Published October 19, 2012
NEW YORK – Stocks were on track for a second straight decline on Friday as earnings from General Electric and Microsoft rekindled worries about corporate profits, weighing on the technology and industrial sectors.
The sell-off occurred on the 25th anniversary of the stock market crash of 1987 - known as Black Monday - when the Dow Jones industrial average plummeted 22.6 percent - its worst single-day percentage loss.
Earnings on Friday from large multinationals underscored the effect of the global economic slowdown. General Electric Co shares fell 3.3 percent to $22.05. The stock was one of the biggest drags on the S&P 500 after the largest U.S. conglomerate posted quarterly earnings that met Wall Street's expectations, but revenue fell short of estimates. GE, however, stood by its full-year earnings forecast.
The S&P 500 appeared to be once again testing its 50-day moving average, seen as a key support level that could trigger more selling if convincingly broken, after the benchmark index managed to bounce off that average earlier in the week.
The benchmark S&P 500 index has been range-bound since the September 13 announcement by the U.S. Federal Reserve of its latest plan to stimulate the economy. During that period, the S&P 500 has moved between near five-year highs and the 50-day moving average.

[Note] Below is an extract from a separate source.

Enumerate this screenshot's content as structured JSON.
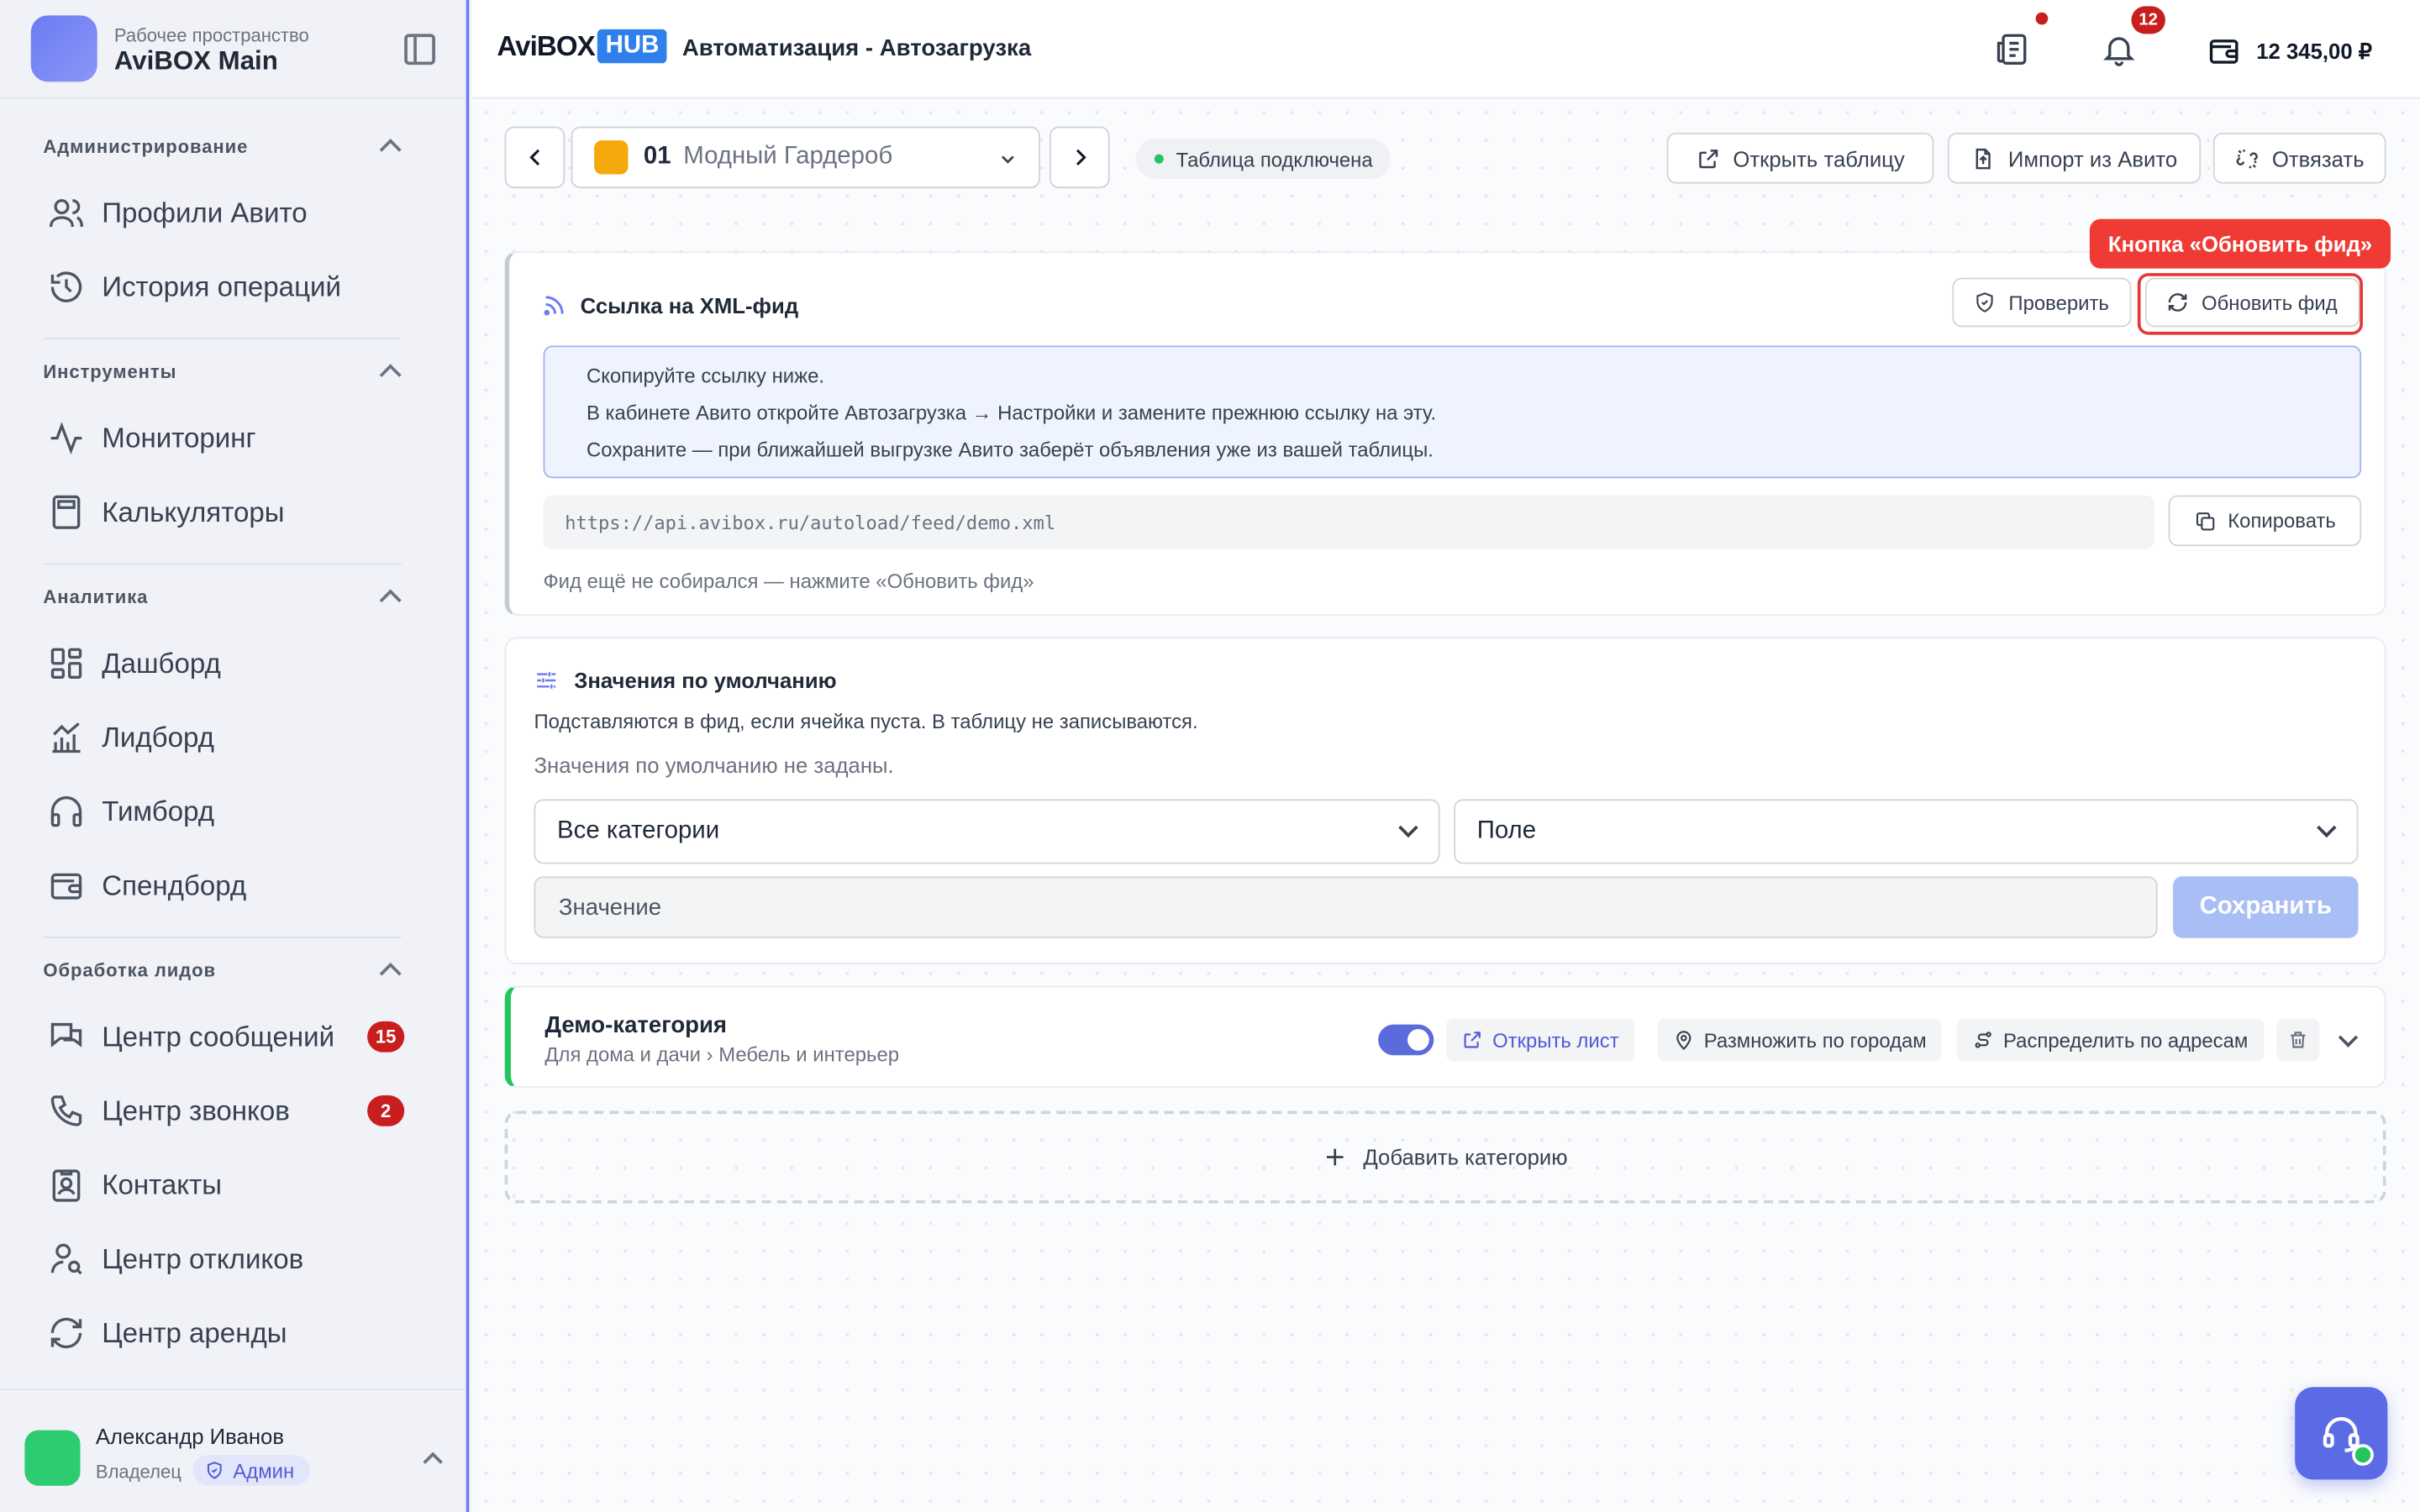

"It does seem we are in this range-bound area, still up near the highs, which is good, but these earnings better start coming in better or we will be in for more pain," said Ryan Detrick, senior technical strategist at Schaeffer's Investment Research in Cincinnati, Ohio.
"When you get to the top of a range like we were on the S&P, you can definitely see where you work up and get beat down really fast, and clearly when you get the news driving it, that is what definitely can happen."
The beat rate for revenue forecasts so far is 41.4 percent, trailing both the 55 percent average over the past four quarters and the long-term average of 62 percent, according to Thomson Reuters data.
McDonald's Corp was the heaviest weight on the Dow industrials, down 4 percent at $89.17 after the world's biggest fast-food restaurant chain reported a lower quarterly profit that missed analysts' expectations.
The Dow Jones industrial average lost 188.29 points, or 1.39 percent, to 13,360.65. The Standard & Poor's 500 Index dropped 22.59 points, or 1.55 percent, to 1,434.75. The Nasdaq Composite Index fell 63.59 points, or 2.07 percent, to 3,009.28.
Despite the day's declines, the S&P 500 has advanced 0.4 percent so far this week. The Dow is up 0.2 percent, but the Nasdaq is off 1.1 percent for the week. Each of the three major U.S. stock indexes advanced for the first three days of the week as corporate earnings appeared to be better than initially expected.
On Thursday, a string of earnings disappointments, including surprisingly weak results from Google that were erroneously released hours before they were expected, gave investors a reason to sell some stocks and the market finished lower. On Friday at midday, Google's stock was down 2 percent at $681.
Microsoft Corp said late Thursday its quarterly profit fell a greater-than-expected 22 percent, as sales of computers running its Windows operating system dipped and some revenue was deferred before the release of its core Windows and Office products. The stock tumbled 2.9 percent to $28.64.
"Tech is obviously very sensitive to the U.S. economy and global economy, for that matter, and the fact they are missing consistently is bringing up a 'sell first, ask questions later' mentality," Detrick said.
But diversified U.S. manufacturer Honeywell International Inc was a bright spot, up 1.7 percent at $62.47 after reporting a 10 percent jump in quarterly earnings as declining natural gas prices helped increase profit at its UOP chemical arm, offsetting weakness in Europe.
The S&P industrials sector index tumbled 1.6 percent, while the S&P information technology sector index lost 1.9 percent.
Of the 116 S&P 500 companies that have reported results so far in this earnings season, 60 percent have exceeded analysts' estimates. Earnings are expected to drop 1.8 percent in the third quarter from a year ago, according to Thomson Reuters data, compared with a forecast calling for a drop of 2.3 percent earlier in the week.
Semiconductors added to the weakness, with a 4.9 percent gain in SanDisk Corp shares to $44.98 overshadowed by a 14.4 percent plunge in the stock of Marvell Technology Group Ltd , which fell to $7.56, and a 15.1 percent fall in Advanced Micro Devices Inc shares to $2.22. Both SanDisk and AMD posted quarterly results after the bell on Thursday, while Marvell cut its outlook.
The PHLX semiconductor index lost 2.6 percent.